3.A.28. The AAA-ATPase, Bcs1 (Bcs1) Family
The mitochondrial AAA-ATPase, Bcs1, mediates topogenesis of the Rieske protein, Rip1, a component of respiratory chains in bacteria, mitochondria, and chloroplasts (Wagener et al. 2011). The oligomeric AAA-ATPase, Bcs1, is involved in export of the folded Fe-S domain of Rip1 across the inner membrane and insertion of its transmembrane segment into an assembly intermediate of the cytochrome bc1 complex. Structural elements in Rip1 are required for recognition and export by as well as ATP-dependent lateral release from the AAA-ATPase. In bacteria and chloroplasts, Rip1 uses the Tat machinery for topogenesis; however, mitochondria have lost this machinery during evolution, and a member of the AAA-ATPase family has taken over its function (Wagener et al., 2011). Mutations in Bcs1 lead to different properties of the protein and different disease-related symptoms (Wagener and Neupert 2012). A conserved α-helix in Bcs1 is required for Respiratory Complex III maturation (Sawamura et al. 2014). Human BCS1 has been implicated in human mitochondrial disorders (e.g. Björnstad and Gracile syndromes) (Ostojić et al. 2014). The outer membrane AAA-ATPase of Arabidopsis thaliana, AtOM66, affects cell death and pathogen resistance (Zhang et al. 2014).

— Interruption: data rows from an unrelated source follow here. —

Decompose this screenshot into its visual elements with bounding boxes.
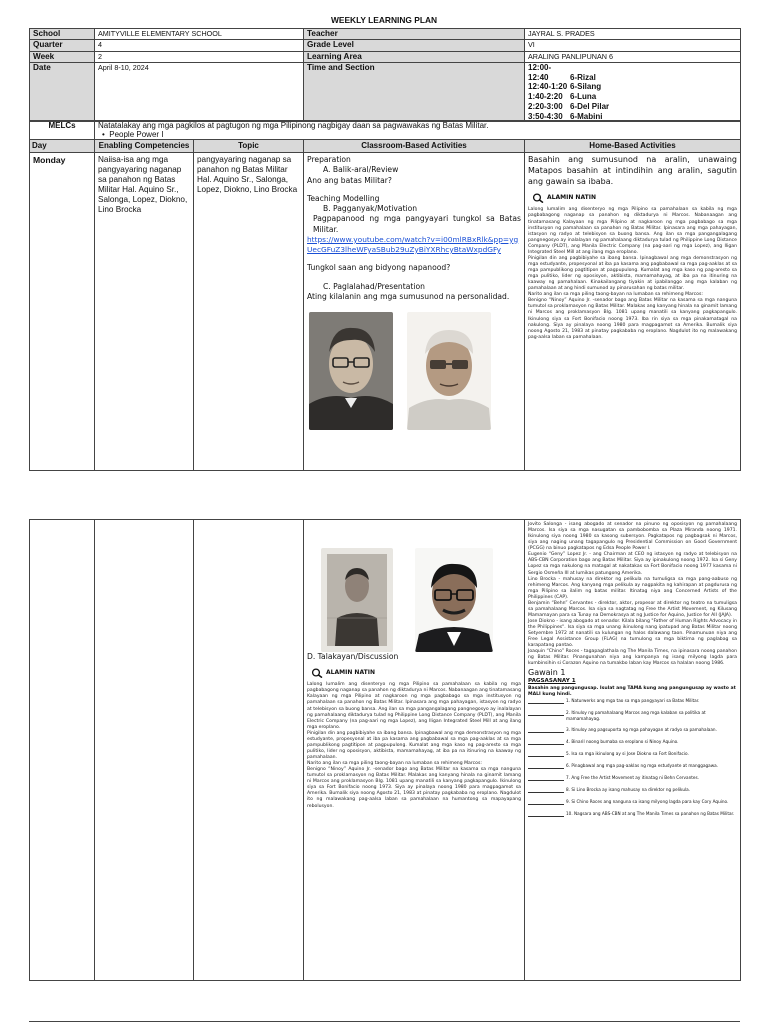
date-value: April 8-10, 2024 — [95, 62, 304, 122]
classroom-activities — [304, 153, 525, 471]
bio-cervantes: Benjamin “Behn” Cervantes - direktor, aktor, propesor at direktor ng teatro na tumuligsa sa pamahalaang Marcos. Isa siya sa nagtatag ng Free the Artist Movement, ng Kilusang Mamamayan para sa Tunay na Demokrasya at ng Justice for Aquino, Justice for All (JAJA). — [528, 600, 737, 618]
answer-blank[interactable] — [528, 799, 564, 805]
home-activities-continued — [525, 520, 741, 981]
empty-competency-cell — [95, 520, 194, 981]
weekly-plan-continuation — [29, 519, 741, 981]
portrait-photo-salonga — [321, 548, 393, 652]
question-row: 6. Pinagbawal ang mga pag-aaklas ng mga estudyante at manggagawa. — [528, 763, 737, 769]
header-table — [29, 28, 741, 122]
learning-area-value: ARALING PANLIPUNAN 6 — [525, 51, 741, 62]
activity-heading: Gawain 1 — [528, 667, 566, 677]
presentation-step: C. Paglalahad/Presentation — [323, 281, 425, 291]
answer-blank[interactable] — [528, 775, 564, 781]
melcs-table — [29, 120, 741, 140]
exercise-title: PAGSASANAY 1 — [528, 678, 576, 685]
col-competencies: Enabling Competencies — [95, 140, 194, 153]
portrait-photo-aquino — [309, 312, 393, 430]
classroom-activities-continued — [304, 520, 525, 981]
review-step: A. Balik-aral/Review — [323, 165, 399, 175]
quarter-label: Quarter — [30, 40, 95, 51]
question-row: 9. Si Chino Roces ang nanguna sa isang milyong lagda para kay Cory Aquino. — [528, 799, 737, 805]
section-row: 2:20-3:00 6-Del Pilar — [528, 101, 610, 111]
question-row: 2. Itinuloy ng pamahalaang Marcos ang mga kalaban sa politika at mamamahayag. — [528, 710, 737, 721]
home-intro: Basahin ang sumusunod na aralin, unawaing Matapos basahin at intindihin ang aralin, sagutin ang gawain sa ibaba. — [528, 155, 737, 186]
reading-paragraph: Narito ang ilan sa mga piling taong-bayan na lumaban sa rehimeng Marcos: — [528, 292, 703, 298]
reading-paragraph: Pinigilan din ang pagbibiyahe sa ibang bansa. Ipinagbawal ang mga demonstrasyon ng mga estudyante, propesyonal at iba pa kasama ang pagbabawal sa mga pag-aaklas at sa mga pampublikong pagtitipon at pagpupulong. Kumalat ang mga kaso ng pag-aresto sa mga pulitiko, lider ng oposisyon, aktibista, mamamahayag, at iba pa na itinuring na kaaway ng pamahalaan. Kinakailangang tiyakin at ipabilanggo ang mga kalaban ng pamahalaan at ang hindi sumunod ay pinarusahan ng batas militar. — [528, 255, 737, 292]
school-value: AMITYVILLE ELEMENTARY SCHOOL — [95, 29, 304, 40]
school-label: School — [30, 29, 95, 40]
reading-paragraph: Benigno “Ninoy” Aquino Jr. -senador bago ang Batas Militar na kasama sa mga nanguna tumutol sa proklamasyon ng Batas Militar. Malakas ang kanyang hinala na ginamit lamang ni Marcos ang proklamasyon Blg. 1081 upang manatili sa kanyang pagkapangulo. Ikinulong siya sa Fort Bonifacio noong 1973. Iba rin siya sa mga pinakamatagal na nakulong. Siya ay pinalaya noong 1980 para magpagamot sa Amerika. Bumalik siya noong Agosto 21, 1983 at pinatay pagkababa ng eroplano. Nagdulot ito ng malawakang pag-aalsa laban sa pamahalaan. — [528, 298, 737, 340]
melcs-bullet: • People Power I — [102, 130, 164, 139]
answer-blank[interactable] — [528, 763, 564, 769]
magnifier-icon — [532, 193, 544, 203]
answer-blank[interactable] — [528, 727, 564, 733]
answer-blank[interactable] — [528, 710, 564, 716]
week-value: 2 — [95, 51, 304, 62]
modelling-heading: Teaching Modelling — [307, 193, 380, 203]
time-section-list — [525, 62, 741, 122]
question-row: 10. Nagsara ang ABS-CBN at ang The Manila Times sa panahon ng Batas Militar. — [528, 811, 737, 817]
question-row: 4. Binaril noong bumaba sa eroplano si Ninoy Aquino. — [528, 739, 737, 745]
col-classroom: Classroom-Based Activities — [304, 140, 525, 153]
question-row: 5. Isa sa mga ikinulong ay si Jose Diokno sa Fort Bonifacio. — [528, 751, 737, 757]
time-section-label: Time and Section — [304, 62, 525, 122]
video-question: Tungkol saan ang bidyong napanood? — [307, 263, 451, 273]
col-day: Day — [30, 140, 95, 153]
melcs-label: MELCs — [30, 121, 95, 140]
melcs-text: Natatalakay ang mga pagkilos at pagtugon ng mga Pilipinong nagbigay daan sa pagwawakas ng Batas Militar. — [98, 121, 489, 130]
bio-salonga: Jovito Salonga - isang abogado at senador na pinuno ng oposisyon ng pamahalaang Marcos. Isa siya sa mga nasugatan sa pambobomba sa Plaza Miranda noong 1971. Ikinulong siya noong 1980 sa kasong subersyon. Pagkatapos ng pagbagsak ni Marcos, siya ang naging unang tagapangulo ng Presidential Commission on Good Government (PCGG) na binuo pagkatapos ng Edsa People Power I. — [528, 522, 737, 552]
answer-blank[interactable] — [528, 787, 564, 793]
col-topic: Topic — [194, 140, 304, 153]
bio-roces: Joaquin “Chino” Roces - tagapaglathala ng The Manila Times, na ipinasara noong panahon ng Batas Militar. Pinangunahan niya ang kampanya ng isang milyong lagda para kumbinsihin si Corazon Aquino na tumakbo laban kay Marcos sa halalan noong 1986. — [528, 649, 737, 667]
portrait-photo-lopez — [415, 548, 493, 652]
exercise-instruction: Basahin ang pangungusap. Isulat ang TAMA kung ang pangungusap ay wasto at MALI kung hindi. — [528, 685, 736, 698]
section-row: 1:40-2:20 6-Luna — [528, 92, 597, 101]
learning-area-label: Learning Area — [304, 51, 525, 62]
bio-diokno: Jose Diokno - isang abogado at senador. Kilala bilang "Father of Human Rights Advocacy in the Philippines". Isa siya sa mga unang ikinulong nang ipatupad ang Batas Militar noong Setyembre 1972 at nanatili sa kulungan ng halos dalawang taon. Pinamunuan niya ang Free Legal Assistance Group (FLAG) na tumulong sa mga biktima ng paglabag sa karapatang pantao. — [528, 619, 737, 649]
topic-text: pangyayaring naganap sa panahon ng Batas Militar Hal. Aquino Sr., Salonga, Lopez, Diokno, Lino Brocka — [194, 153, 304, 471]
alamin-heading: ALAMIN NATIN — [532, 193, 737, 203]
motivation-text: Pagpapanood ng mga pangyayari tungkol sa Batas Militar. — [313, 214, 521, 234]
teacher-value: JAYRAL S. PRADES — [525, 29, 741, 40]
page-bottom-rule — [29, 1021, 740, 1022]
section-row: 12:00-12:40 6-Rizal — [528, 62, 596, 82]
weekly-plan-table — [29, 139, 741, 471]
discussion-step: D. Talakayan/Discussion — [307, 652, 399, 661]
answer-blank[interactable] — [528, 698, 564, 704]
question-row: 3. Itinuloy ang pagsuporta ng mga pahayagan at radyo sa pamahalaan. — [528, 727, 737, 733]
presentation-text: Ating kilalanin ang mga sumusunod na personalidad. — [307, 291, 510, 301]
quarter-value: 4 — [95, 40, 304, 51]
empty-topic-cell — [194, 520, 304, 981]
melcs-cell — [95, 121, 741, 140]
teacher-label: Teacher — [304, 29, 525, 40]
review-question: Ano ang batas Militar? — [307, 175, 392, 185]
grade-value: VI — [525, 40, 741, 51]
reading-paragraph: Narito ang ilan sa mga piling taong-bayan na lumaban sa rehimeng Marcos: — [307, 761, 482, 767]
reading-paragraph: Pinigilan din ang pagbibiyahe sa ibang bansa. Ipinagbawal ang mga demonstrasyon ng mga estudyante, propesyonal at iba pa kasama ang pagbabawal sa mga pag-aaklas at sa mga pampublikong pagtitipon at pagpupulong. Kumalat ang mga kaso ng pag-aresto sa mga pulitiko, lider ng oposisyon, aktibista, mamamahayag, at iba pa na itinuring na kaaway ng pamahalaan. — [307, 730, 521, 760]
bio-brocka: Lino Brocka - mahusay na direktor ng pelikula na tumuligsa sa mga pang-aabuso ng rehimeng Marcos. Ang kanyang mga pelikula ay nagpakita ng kahirapan at pagdurusa ng mga Pilipino sa ilalim ng batas militar. Itinatag niya ang Concerned Artists of the Philippines (CAP). — [528, 576, 737, 600]
empty-day-cell — [30, 520, 95, 981]
alamin-heading-2: ALAMIN NATIN — [311, 668, 521, 678]
answer-blank[interactable] — [528, 751, 564, 757]
day-monday: Monday — [30, 153, 95, 471]
question-row: 1. Naturwerks ang mga tao sa mga pangyayari sa Batas Militar. — [528, 698, 737, 704]
motivation-step: B. Pagganyak/Motivation — [323, 204, 418, 213]
answer-blank[interactable] — [528, 739, 564, 745]
grade-label: Grade Level — [304, 40, 525, 51]
section-row: 12:40-1:20 6-Silang — [528, 82, 602, 92]
enabling-competency: Naiisa-isa ang mga pangyayaring naganap sa panahon ng Batas Militar Hal. Aquino Sr., Salonga, Lopez, Diokno, Lino Brocka — [95, 153, 194, 471]
document-title: WEEKLY LEARNING PLAN — [330, 15, 438, 25]
magnifier-icon — [311, 668, 323, 678]
answer-blank[interactable] — [528, 811, 564, 817]
personality-photos — [307, 312, 521, 430]
youtube-link[interactable]: https://www.youtube.com/watch?v=i00mlRBxRlk&pp=ygUecGFuZ3lheWFyaSBub29uZyBiYXRhcyBtaWxpdGFy — [307, 234, 519, 254]
question-row: 8. Si Lino Brocka ay isang mahusay na direktor ng pelikula. — [528, 787, 737, 793]
week-label: Week — [30, 51, 95, 62]
reading-paragraph: Benigno “Ninoy” Aquino Jr. -senador bago ang Batas Militar na kasama sa mga nanguna tumutol sa proklamasyon ng Batas Militar. Malakas ang kanyang hinala na ginamit lamang ni Marcos ang proklamasyon Blg. 1081 upang manatili sa kanyang pagkapangulo. Ikinulong siya sa Fort Bonifacio noong 1973. Siya ay pinalaya noong 1980 para magpagamot sa Amerika. Bumalik siya noong Agosto 21, 1983 at pinatay pagkababa ng eroplano. Nagdulot ito ng malawakang pag-aalsa laban sa pamahalaan na humantong sa mapayapang rebolusyon. — [307, 767, 521, 809]
preparation-heading: Preparation — [307, 155, 351, 164]
portrait-photo-diokno — [407, 312, 491, 430]
question-row: 7. Ang Free the Artist Movement ay itinatag ni Behn Cervantes. — [528, 775, 737, 781]
home-activities — [525, 153, 741, 471]
col-home: Home-Based Activities — [525, 140, 741, 153]
reading-paragraph: Lalong lumalim ang disenteryo ng mga Pilipino sa pamahalaan sa kabila ng mga pagbabagong naganap sa panahon ng diktadurya ni Marcos. Nabanaagan ang tinatamasang Kalayaan ng mga Pilipino at nagkaroon ng mga pagbabago sa mga institusyon ng pamahalaan sa panahon ng Batas Militar. Ipinasara ang mga pahayagan, istasyon ng radyo at telebisyon sa buong bansa. Ang ilan sa mga pangangalagang pangnegosyo ay inalalayan ng pamahalaang diktadurya tulad ng Philippine Long Distance Company (PLDT), ang Manila Electric Company (na pag-aari ng mga Lopez), ang Iligan Integrated Steel Mill at ang ilang mga eroplano. — [528, 207, 737, 255]
reading-paragraph: Lalong lumalim ang disenteryo ng mga Pilipino sa pamahalaan sa kabila ng mga pagbabagong naganap sa panahon ng diktadurya ni Marcos. Nabanaagan ang tinatamasang Kalayaan ng mga Pilipino at nagkaroon ng mga pagbabago sa mga institusyon ng pamahalaan sa panahon ng Batas Militar. Ipinasara ang mga pahayagan, istasyon ng radyo at telebisyon sa buong bansa. Ang ilan sa mga pangangalagang pangnegosyo ay inalalayan ng pamahalaang diktadurya tulad ng Philippine Long Distance Company (PLDT), ang Manila Electric Company (na pag-aari ng mga Lopez), ang Iligan Integrated Steel Mill at ang ilang mga eroplano. — [307, 682, 521, 730]
bio-lopez: Eugenio “Geny” Lopez Jr. - ang Chairman at CEO ng istasyon ng radyo at telebisyon na ABS-CBN Corporation bago ang Batas Militar. Siya ay ipinakulong noong 1972. Isa si Geny Lopez sa mga nakulong na matagal at nakatakas sa Fort Bonifacio noong 1977 kasama ni Sergio Osmeña III at lumikas patungong Amerika. — [528, 552, 737, 576]
personality-photos-2 — [307, 548, 521, 652]
date-label: Date — [30, 62, 95, 122]
section-row: 3:50-4:30 6-Mabini — [528, 111, 603, 121]
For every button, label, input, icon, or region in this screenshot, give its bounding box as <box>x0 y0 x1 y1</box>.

Kater et al. 2020 presented the structure of Saccharomyces cerevisiae Bcs1, an AAA-ATPase of the inner mitochondrial membrane. Bcs1 facilitates the translocation of the Rieske protein, Rip1, which requires folding and incorporation of a 2Fe-2S cluster before translocation and subsequent integration into the bc1 complex (TC# 3.D.3). Bcs1 assembles into an exclusively heptameric homo-oligomer, with each protomer consisting of an amphipathic transmembrane helix, a middle domain and an ATPase domain. Together they form two aqueous vestibules, the first being accessible from the mitochondrial matrix and the second positioned in the inner membrane, with both separated by the seal-forming middle domain. On the basis of this unique architecture, Kater et al. 2020 proposed an airlock-like translocation mechanism for folded Rip1.